Training to be a manhunter

"Listen, I didn't know a thing. I didn't know how to walk or talk or even eat right. I had to watch everything I said and did not o give myself away in that job, because when I applied I faked a high classa education on my application. But I learned. I went without food and lived in a dump in order to have clothes and an Arden Complexion and figure. Nature didn't give me this beyootiful silhouette, darling. I acquired it, and I keep it now by main force."

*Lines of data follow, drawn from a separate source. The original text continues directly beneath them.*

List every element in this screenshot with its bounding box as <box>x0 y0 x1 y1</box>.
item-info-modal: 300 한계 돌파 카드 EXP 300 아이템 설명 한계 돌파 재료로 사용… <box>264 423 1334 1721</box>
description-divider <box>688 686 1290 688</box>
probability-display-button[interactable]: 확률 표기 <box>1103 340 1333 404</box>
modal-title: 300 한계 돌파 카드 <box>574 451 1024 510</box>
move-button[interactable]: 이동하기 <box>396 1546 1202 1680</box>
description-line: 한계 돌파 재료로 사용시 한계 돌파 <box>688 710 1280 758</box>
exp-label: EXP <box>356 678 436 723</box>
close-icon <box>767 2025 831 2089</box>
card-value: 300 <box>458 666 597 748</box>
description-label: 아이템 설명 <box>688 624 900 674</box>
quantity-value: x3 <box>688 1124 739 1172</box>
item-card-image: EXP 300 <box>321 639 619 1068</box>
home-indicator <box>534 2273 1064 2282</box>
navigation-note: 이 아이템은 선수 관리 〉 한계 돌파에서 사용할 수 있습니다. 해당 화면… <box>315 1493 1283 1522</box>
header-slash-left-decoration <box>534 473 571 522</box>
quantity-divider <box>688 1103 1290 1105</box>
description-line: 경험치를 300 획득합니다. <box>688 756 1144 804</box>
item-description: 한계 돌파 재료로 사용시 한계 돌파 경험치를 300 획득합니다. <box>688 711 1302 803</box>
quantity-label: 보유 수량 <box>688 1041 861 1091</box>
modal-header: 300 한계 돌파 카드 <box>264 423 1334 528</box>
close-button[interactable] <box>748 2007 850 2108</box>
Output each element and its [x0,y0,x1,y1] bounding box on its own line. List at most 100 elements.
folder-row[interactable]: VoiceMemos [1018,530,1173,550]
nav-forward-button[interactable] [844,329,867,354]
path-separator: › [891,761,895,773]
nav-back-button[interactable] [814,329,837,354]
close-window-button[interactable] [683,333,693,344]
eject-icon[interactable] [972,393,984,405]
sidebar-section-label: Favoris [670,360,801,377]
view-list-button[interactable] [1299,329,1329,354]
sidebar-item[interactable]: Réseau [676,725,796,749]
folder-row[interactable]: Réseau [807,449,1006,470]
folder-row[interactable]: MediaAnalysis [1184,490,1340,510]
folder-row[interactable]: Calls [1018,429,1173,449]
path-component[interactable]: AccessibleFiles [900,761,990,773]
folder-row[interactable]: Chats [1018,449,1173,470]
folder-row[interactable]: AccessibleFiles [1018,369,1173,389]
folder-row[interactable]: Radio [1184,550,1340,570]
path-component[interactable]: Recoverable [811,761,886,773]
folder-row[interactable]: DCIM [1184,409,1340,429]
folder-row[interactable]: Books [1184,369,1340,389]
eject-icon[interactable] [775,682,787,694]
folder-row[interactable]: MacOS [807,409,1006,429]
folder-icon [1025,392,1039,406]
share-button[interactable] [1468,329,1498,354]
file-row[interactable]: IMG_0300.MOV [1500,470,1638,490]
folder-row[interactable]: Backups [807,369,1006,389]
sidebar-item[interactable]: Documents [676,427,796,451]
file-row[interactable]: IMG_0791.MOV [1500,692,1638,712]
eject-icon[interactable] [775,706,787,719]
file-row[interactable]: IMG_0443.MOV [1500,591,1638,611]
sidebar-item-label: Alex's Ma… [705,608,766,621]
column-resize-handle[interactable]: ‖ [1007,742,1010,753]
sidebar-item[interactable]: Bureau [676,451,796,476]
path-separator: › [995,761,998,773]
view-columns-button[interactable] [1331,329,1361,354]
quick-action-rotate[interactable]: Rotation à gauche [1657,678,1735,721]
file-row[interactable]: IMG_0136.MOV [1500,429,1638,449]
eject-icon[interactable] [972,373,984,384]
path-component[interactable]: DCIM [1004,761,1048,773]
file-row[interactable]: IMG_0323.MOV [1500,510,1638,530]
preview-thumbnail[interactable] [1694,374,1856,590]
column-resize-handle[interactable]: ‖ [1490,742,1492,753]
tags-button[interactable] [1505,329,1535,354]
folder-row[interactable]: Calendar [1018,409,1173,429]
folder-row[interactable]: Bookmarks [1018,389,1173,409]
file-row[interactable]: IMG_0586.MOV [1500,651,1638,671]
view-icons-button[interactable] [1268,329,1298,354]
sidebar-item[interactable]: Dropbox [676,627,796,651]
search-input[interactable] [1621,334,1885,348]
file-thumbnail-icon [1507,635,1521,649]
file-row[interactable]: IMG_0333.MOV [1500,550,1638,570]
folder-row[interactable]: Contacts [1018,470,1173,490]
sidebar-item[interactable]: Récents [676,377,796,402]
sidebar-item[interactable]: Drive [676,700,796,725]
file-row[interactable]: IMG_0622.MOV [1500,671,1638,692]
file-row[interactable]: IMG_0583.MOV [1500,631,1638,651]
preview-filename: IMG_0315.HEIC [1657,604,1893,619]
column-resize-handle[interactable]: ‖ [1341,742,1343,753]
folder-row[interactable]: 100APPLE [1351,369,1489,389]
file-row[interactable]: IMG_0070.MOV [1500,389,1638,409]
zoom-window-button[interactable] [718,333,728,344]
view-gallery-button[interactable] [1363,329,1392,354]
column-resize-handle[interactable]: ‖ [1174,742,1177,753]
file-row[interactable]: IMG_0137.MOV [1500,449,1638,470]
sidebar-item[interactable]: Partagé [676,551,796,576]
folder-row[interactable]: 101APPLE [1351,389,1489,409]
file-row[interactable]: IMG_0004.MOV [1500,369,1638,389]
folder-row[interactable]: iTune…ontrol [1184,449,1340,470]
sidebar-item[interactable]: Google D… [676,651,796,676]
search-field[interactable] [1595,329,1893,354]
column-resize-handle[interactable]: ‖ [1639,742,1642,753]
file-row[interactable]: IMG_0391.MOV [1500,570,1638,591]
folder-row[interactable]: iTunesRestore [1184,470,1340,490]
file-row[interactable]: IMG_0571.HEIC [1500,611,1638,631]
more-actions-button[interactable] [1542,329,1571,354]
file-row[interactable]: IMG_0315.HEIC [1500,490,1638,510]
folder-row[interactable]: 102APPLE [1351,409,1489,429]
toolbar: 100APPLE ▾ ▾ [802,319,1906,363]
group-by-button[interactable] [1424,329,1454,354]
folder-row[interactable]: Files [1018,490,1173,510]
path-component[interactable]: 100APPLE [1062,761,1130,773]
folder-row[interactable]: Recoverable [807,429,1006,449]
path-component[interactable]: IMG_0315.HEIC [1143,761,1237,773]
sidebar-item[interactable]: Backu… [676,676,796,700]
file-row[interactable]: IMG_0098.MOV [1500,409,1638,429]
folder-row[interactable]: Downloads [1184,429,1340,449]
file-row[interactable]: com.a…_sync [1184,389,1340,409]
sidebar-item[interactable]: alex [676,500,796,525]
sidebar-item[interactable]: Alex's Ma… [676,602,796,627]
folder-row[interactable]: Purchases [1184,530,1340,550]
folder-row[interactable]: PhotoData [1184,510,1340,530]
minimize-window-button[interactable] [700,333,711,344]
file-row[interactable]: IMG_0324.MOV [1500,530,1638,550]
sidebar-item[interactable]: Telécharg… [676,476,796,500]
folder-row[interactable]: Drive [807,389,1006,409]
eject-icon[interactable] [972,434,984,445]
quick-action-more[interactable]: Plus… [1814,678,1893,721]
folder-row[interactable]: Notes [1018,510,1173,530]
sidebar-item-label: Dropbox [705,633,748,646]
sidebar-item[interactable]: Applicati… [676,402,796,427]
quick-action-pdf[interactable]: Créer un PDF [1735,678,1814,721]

(from The Applegreen Cat, by Frances Crane)

Wednesday, June 24, 2020

The downside of tips

"The poor kid. She was such a good egg. Wouldn't hurt a fly, and would do anything for you, just anything. I hate to give money to people. That is one thing I can't get used to. I mean the tipping. It always seems a king of insult or something. I come from a little town in Indiana and there you wouldn't think of handing out money to people just because they'd been kind to you."

(from The Applegreen Cat, by Frances Crane)

Tuesday, June 23, 2020

Gail Davis trivia

She lived in McGehee and Little Rock, Arkansas, in her early years. She was the daughter of a prominent Little Rock physician, who went on to become the State Health Officer.

She made 20 films with Gene Autry.

She was the star of the Annie Oakley television series.

She made a guest appearance on The Andy Griffith Show as Thelma Lou's cousin.

She had to rise each morning at 4:00 while they were shooting the Annie Oakley series.

She said that Smiley Burnette was a wonderful cook.